Gold has been a safe haven asset during the COVID-19 pandemic, partly based on its historical function as a store of value and the asset that can hold its worth in the midst of financial travails. When global markets are experiencing unprecedented risk, investors seek safety, which increases demand for gold, generally an asset that performs well in crisis, protecting against inflation and currency devaluation. Studies showed that negative correlations between gold and stock indices during the pandemic also strengthened its safe haven, which is the reason investors always divert towards this metal for hedging against turbulent market conditions.
How do the historical roles of gold influence its being considered as a safe haven in the case of the COVID-19 pandemic?

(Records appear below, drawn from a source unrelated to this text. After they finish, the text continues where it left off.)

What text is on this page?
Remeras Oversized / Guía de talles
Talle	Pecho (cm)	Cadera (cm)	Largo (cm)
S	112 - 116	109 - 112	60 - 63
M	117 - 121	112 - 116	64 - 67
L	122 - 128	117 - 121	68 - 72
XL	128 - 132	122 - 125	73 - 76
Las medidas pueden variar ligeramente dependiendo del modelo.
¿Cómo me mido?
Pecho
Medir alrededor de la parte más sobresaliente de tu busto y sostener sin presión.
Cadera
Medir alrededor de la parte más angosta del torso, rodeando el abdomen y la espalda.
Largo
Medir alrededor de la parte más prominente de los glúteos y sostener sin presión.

Gold historical roles as a tool of storing value and as a natural currency have significantly contributed to its consideration as a safe haven in the COVID-19 pandemic era. Traditionally, gold is considered a hedge against inflation and market volatility, offering stability when financial systems get distressed. The research results showed that gold was not correlated with the stock market, presenting an anti-relationship during the pandemic scenario. Its indication further reiterated its appeal as a protective asset for risk averse investors who want to limit their exposure to uncertainty and liquidity pressure, which significantly relates to risk management. Such historical perception of gold as a safe investment starts to contribute to its current resurgence as the preferred safe haven in the crisis.